Pertussis toxin-sensitive G proteins as mediators of the signal transduction pathways activated by cytomegalovirus infection of smooth muscle cells.

Abstract

We demonstrated recently that the arachidonic acid (AA) cascade is involved in cytomegalovirus (CMV)-induced generation of reactive oxygen species (ROS) and the activation of nuclear factor (NF)-kappaB in human smooth muscle cells (SMCs). Since AA release from neutrophils is mediated by pertussis toxin (PTx)-sensitive guanine nucleotide-binding (G) proteins, we hypothesized by analogy that CMV stimulates ROS generation in SMCs and ultimately activates NF-kappaB via a PTx-sensitive G protein-coupled pathway.
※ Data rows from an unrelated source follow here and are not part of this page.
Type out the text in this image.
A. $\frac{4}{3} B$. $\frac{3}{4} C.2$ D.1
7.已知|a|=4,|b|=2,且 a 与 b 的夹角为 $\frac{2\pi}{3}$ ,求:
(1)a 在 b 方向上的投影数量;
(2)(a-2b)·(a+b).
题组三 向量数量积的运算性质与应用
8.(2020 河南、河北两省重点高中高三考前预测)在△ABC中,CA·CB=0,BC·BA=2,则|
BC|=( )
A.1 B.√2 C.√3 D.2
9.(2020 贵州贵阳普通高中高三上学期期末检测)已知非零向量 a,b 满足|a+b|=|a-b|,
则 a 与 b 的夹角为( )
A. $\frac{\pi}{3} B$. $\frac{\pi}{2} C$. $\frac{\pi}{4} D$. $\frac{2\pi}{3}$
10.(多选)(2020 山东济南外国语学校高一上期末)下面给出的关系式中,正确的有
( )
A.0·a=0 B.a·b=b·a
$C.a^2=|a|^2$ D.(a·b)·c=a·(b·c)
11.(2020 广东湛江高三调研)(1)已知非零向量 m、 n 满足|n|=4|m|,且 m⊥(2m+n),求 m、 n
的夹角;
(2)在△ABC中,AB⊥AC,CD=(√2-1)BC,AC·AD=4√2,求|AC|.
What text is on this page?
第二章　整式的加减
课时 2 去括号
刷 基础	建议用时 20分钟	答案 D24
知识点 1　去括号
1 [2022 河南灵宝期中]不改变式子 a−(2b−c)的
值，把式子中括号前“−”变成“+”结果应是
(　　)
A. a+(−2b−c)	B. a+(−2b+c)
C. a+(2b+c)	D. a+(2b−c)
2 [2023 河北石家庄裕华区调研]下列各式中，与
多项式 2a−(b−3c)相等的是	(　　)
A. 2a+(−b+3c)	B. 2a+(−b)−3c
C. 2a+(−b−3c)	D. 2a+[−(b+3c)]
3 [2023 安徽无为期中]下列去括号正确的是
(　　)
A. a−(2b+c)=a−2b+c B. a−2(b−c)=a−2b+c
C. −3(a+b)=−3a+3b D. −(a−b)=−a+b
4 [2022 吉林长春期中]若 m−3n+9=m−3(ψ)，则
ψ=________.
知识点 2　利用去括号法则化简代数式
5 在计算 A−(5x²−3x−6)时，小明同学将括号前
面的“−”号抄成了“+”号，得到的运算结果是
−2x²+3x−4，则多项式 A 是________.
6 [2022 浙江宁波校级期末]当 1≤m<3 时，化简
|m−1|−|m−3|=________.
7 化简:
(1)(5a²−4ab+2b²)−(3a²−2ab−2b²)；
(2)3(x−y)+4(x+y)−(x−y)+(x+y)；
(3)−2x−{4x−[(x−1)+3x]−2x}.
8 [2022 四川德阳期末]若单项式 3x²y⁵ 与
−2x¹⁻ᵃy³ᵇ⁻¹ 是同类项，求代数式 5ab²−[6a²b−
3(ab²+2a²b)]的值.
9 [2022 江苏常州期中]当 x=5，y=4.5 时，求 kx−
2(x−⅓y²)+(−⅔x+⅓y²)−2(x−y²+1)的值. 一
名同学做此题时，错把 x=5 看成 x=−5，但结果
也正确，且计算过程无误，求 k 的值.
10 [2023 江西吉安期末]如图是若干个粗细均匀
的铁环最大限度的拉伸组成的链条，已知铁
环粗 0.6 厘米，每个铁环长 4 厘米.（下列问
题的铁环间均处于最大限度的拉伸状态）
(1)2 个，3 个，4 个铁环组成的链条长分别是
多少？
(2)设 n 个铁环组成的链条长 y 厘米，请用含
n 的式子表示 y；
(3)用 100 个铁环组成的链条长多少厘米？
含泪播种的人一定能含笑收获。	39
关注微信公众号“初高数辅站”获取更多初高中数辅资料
Our first test of this hypothesis demonstrated that PTx blocked AA release induced by CMV infection of SMCs, as well as blocked the terminal products of this reaction, ROS generation and NF-kappaB activation. More proximal components of the pathway were then examined. CMV infection increased phosphorylation and activity of cytosolic phospholipase A2 (cPLA2), an enzyme causing AA release; these effects were inhibited by PTx. CMV infection activated mitogen-activated protein (MAP) kinase, a key enzyme for cPLA2 phosphorylation, an effect also inhibited by PTx. Finally, inhibition of MAP kinase kinase (MAPKK), which phosphorylates and thereby activates MAP kinase, inhibited CMV-induced ROS generation. These data demonstrate that a PTx-sensitive G protein-dependent signaling pathway mediates cellular effects of CMV infection of SMCs. The downstream events include phosphorylation and activation of MAP kinase by MAPKK and subsequent phosphorylation and activation of cPLA2 (with its translocation to cell membranes), followed by stimulation of the AA cascade, which generates intracellular ROS and thereby activates NF-kappaB.